While waiting for the results of the investigation into the epilogue of the Abu Dhabi GP to be made official on the occasion of the F1 Commission on February 14, in Geneva we are discussing how we can divide the many, too many responsibilities that lie with the highly contested Michael Masi, the Australian race director who ended up in the meat grinder after the epilogue of Yas Marina that led Max Verstappen to the world drivers’ title.
While the concept remains valid that the decisions will be taken by the board of sports commissioners who remain the judges, the reports must come from the police, that is to say the race direction.

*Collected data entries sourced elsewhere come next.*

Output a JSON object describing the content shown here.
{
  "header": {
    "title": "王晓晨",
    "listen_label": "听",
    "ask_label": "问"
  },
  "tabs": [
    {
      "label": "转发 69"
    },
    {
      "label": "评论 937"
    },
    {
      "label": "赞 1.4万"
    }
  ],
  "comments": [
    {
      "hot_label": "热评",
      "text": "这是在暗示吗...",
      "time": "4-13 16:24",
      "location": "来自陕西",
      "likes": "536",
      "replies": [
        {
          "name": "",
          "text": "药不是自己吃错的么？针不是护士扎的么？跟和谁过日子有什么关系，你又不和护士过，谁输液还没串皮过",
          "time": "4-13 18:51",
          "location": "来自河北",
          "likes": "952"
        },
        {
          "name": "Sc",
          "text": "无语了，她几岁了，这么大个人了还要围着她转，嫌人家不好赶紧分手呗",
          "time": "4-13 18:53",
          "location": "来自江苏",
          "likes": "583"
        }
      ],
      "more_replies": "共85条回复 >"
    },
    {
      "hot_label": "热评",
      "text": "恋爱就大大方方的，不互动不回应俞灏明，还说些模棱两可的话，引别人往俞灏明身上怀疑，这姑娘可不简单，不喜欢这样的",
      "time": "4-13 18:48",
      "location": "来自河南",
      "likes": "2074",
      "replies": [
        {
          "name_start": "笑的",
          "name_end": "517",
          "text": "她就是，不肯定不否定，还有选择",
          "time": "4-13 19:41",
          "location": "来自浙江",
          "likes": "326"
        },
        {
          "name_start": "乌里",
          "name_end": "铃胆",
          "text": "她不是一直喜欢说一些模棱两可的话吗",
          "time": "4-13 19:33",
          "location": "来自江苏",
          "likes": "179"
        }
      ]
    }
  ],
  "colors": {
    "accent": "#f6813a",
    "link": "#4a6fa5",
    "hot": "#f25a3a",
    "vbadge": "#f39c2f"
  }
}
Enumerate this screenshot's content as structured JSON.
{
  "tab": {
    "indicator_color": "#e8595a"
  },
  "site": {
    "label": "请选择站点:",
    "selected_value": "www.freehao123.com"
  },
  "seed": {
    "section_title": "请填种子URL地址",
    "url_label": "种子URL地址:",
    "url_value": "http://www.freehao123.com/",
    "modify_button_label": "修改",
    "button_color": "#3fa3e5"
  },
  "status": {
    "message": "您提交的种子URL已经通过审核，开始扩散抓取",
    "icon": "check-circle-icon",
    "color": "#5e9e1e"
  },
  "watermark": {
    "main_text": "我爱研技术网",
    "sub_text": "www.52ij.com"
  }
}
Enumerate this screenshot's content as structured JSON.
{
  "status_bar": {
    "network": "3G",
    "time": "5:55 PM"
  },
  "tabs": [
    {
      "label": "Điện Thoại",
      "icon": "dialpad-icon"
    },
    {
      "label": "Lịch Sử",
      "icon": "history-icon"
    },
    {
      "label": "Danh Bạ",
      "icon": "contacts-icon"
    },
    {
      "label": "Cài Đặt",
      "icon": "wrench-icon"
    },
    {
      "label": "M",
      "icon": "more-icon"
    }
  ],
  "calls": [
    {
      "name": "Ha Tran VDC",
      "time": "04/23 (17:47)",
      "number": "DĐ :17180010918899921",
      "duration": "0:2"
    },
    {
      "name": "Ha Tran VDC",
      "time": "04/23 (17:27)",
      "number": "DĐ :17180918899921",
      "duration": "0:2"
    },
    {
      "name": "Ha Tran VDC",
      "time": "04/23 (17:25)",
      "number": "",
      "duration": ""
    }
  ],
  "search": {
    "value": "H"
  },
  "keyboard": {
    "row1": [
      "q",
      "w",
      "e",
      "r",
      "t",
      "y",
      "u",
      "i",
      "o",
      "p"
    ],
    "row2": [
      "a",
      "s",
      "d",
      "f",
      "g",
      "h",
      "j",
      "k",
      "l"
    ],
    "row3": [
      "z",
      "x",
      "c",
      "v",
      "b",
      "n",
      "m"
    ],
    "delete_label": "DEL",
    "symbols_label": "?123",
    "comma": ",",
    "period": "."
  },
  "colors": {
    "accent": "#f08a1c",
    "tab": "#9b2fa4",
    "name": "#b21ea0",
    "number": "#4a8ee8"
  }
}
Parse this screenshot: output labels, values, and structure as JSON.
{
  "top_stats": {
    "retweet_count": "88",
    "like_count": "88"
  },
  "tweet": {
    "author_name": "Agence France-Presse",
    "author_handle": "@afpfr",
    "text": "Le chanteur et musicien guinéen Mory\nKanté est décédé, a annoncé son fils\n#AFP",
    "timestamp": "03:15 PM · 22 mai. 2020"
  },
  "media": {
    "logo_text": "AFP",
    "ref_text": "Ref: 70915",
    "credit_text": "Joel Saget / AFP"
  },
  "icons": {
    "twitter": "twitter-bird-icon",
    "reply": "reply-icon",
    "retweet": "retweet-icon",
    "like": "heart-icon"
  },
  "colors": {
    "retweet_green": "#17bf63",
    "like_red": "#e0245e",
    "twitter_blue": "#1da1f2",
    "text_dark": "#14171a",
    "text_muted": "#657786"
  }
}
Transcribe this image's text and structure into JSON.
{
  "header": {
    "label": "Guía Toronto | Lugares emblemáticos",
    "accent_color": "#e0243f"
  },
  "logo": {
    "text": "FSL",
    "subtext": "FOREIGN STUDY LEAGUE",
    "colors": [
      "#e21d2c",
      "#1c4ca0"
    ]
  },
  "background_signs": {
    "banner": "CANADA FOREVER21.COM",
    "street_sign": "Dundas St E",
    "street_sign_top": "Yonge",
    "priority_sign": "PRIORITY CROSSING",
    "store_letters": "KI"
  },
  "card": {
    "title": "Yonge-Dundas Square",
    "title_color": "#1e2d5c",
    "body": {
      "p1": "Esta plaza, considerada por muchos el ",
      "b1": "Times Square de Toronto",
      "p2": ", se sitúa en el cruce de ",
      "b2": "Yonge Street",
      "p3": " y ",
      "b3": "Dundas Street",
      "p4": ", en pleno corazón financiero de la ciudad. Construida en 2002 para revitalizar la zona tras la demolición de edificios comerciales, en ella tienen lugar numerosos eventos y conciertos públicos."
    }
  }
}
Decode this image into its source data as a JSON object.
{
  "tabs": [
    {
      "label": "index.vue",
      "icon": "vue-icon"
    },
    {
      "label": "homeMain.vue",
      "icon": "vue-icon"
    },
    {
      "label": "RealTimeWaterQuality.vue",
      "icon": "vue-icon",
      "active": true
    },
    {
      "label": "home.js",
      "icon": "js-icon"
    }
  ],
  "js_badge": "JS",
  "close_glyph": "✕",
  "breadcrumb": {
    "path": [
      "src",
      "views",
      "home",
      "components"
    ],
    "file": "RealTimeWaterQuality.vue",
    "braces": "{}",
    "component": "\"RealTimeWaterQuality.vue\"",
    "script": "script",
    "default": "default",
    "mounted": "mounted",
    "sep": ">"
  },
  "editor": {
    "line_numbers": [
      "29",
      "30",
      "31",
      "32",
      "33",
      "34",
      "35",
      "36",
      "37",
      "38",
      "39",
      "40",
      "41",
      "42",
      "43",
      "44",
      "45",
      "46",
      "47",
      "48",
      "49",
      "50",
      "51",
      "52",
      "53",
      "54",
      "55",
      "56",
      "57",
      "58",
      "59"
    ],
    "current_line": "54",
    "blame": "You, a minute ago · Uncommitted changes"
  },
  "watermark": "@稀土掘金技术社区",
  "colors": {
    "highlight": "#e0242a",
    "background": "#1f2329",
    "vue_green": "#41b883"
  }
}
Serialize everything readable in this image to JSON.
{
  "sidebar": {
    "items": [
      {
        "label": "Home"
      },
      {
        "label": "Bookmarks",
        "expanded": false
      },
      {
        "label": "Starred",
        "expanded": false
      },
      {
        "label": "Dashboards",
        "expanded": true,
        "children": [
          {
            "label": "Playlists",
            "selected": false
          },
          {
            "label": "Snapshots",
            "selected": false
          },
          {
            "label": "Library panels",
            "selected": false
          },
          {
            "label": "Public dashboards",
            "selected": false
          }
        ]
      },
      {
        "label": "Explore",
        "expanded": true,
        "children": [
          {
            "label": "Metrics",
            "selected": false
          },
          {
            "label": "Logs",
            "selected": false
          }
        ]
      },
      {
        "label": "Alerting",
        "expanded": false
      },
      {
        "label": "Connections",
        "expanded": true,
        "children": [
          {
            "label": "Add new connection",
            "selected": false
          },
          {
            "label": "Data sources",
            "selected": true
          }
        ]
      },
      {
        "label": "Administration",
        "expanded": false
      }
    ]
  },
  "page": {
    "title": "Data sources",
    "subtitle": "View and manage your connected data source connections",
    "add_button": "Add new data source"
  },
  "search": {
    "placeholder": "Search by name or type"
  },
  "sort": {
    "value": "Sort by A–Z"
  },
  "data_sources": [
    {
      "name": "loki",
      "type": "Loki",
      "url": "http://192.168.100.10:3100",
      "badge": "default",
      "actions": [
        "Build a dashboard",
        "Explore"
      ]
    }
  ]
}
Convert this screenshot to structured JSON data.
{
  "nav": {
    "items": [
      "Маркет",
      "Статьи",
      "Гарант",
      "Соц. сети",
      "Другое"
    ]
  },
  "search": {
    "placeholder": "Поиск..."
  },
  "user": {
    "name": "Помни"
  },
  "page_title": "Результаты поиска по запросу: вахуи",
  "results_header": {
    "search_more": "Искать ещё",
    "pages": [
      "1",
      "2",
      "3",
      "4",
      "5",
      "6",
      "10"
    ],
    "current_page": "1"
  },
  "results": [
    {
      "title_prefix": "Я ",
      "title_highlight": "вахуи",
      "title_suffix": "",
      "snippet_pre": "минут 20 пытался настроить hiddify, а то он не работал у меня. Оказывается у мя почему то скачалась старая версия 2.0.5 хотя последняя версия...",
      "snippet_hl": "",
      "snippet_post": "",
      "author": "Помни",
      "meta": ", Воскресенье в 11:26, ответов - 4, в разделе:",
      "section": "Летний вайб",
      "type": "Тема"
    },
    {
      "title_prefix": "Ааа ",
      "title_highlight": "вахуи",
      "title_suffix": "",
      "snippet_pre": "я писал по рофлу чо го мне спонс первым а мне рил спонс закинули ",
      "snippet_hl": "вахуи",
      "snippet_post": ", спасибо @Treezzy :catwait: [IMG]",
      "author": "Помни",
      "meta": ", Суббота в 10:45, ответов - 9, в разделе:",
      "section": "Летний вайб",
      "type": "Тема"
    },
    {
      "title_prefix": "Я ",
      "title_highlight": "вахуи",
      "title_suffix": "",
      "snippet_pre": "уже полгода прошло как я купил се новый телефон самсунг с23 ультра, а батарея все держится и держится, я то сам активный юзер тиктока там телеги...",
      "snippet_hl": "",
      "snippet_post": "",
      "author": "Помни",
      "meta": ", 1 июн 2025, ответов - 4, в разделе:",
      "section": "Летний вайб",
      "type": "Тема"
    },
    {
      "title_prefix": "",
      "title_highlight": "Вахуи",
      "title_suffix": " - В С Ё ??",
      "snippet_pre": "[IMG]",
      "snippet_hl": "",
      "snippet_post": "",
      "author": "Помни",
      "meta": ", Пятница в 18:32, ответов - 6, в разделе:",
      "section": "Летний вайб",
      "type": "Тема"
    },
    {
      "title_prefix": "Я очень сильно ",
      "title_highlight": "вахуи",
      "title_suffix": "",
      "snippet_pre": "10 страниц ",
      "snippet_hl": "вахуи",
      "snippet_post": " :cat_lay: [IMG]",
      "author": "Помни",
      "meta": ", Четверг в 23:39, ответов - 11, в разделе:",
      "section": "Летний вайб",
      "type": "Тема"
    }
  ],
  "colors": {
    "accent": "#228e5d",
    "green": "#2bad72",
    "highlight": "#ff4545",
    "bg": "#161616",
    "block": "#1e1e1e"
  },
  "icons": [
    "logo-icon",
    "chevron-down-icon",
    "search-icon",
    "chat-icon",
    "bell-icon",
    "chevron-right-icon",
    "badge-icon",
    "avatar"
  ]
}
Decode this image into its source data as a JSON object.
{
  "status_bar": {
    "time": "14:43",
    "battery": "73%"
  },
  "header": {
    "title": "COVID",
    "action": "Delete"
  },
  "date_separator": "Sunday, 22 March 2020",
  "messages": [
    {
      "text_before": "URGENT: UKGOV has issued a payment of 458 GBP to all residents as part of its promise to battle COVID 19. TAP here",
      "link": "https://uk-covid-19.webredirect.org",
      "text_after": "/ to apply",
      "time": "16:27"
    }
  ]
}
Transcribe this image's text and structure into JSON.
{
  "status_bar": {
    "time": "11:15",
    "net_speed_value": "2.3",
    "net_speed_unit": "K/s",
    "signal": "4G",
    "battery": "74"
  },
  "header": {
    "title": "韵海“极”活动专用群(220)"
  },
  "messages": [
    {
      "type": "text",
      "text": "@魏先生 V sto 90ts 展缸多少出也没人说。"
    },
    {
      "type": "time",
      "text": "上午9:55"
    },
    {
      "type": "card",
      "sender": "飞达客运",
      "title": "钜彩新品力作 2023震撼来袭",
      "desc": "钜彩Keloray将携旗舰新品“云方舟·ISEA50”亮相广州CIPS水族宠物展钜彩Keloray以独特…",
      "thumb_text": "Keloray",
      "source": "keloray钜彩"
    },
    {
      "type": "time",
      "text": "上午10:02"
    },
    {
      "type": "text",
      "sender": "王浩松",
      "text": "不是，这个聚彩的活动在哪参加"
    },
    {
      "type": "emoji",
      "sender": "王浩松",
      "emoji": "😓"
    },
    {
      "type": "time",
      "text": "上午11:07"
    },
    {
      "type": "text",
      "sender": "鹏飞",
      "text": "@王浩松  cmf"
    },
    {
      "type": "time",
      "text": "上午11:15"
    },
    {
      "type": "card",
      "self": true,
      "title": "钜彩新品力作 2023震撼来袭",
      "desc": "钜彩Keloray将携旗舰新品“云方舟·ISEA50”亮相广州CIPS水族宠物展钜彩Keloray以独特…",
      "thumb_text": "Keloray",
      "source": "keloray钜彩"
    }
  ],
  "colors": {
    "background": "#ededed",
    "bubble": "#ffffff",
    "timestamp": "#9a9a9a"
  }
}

And it is undeniable that in a complicated GP it is not at all easy for the race director, Masi, to follow the progress of the race while he has to go and review the facts to be submitted to the stewards.
The creation of an FIA remote garage in Geneva could support the race director for at least three valid reasons:
first – the evaluation of an episode could be done more quickly by those who have no responsibility in leading the race;
second – the communications from the team walls could be filtered by this working group, avoiding that they all have to be listened to by the race director;
third – this team could work “cold” without suffering the emotional climate that often is created in the paddock, avoiding, among other things, the addition of traveling personnel to the existing staff, thus containing costs.
In reality, F1 would not need a VAR as in football, because the figures who direct the race already have the images of the FOM production and those of the internal circuit of the racetrack, but the idea of the FIA to adapt its own is not wrong. staff to the organizational methods of a team, which has super-qualified professionals at home who can give support to the wall in the choices according to the simulations that are updated in real time.
In short, if all this were true, F1 could make a great leap in quality, forming professional figures who could aspire to become race directors. It has been said in many places that we want to strengthen Michael Masi with helpers, but we must not forget that the deputy race director has always existed: in the era of Charlie Whiting it was Herbie Blash, while with the Australian there is often Niels Wittich , the one who directs the DTM and who is present in F1 when there are no concomitants.
The German has been pointed to as a possible replacement for Michael Masi if the FIA wants to satisfy Mercedes by dropping a head. According to our rumors, however, the Australian will be defended in his work, while the procedures in conducting a GP could change with a division of tasks that today weigh only on the shoulders of the race director.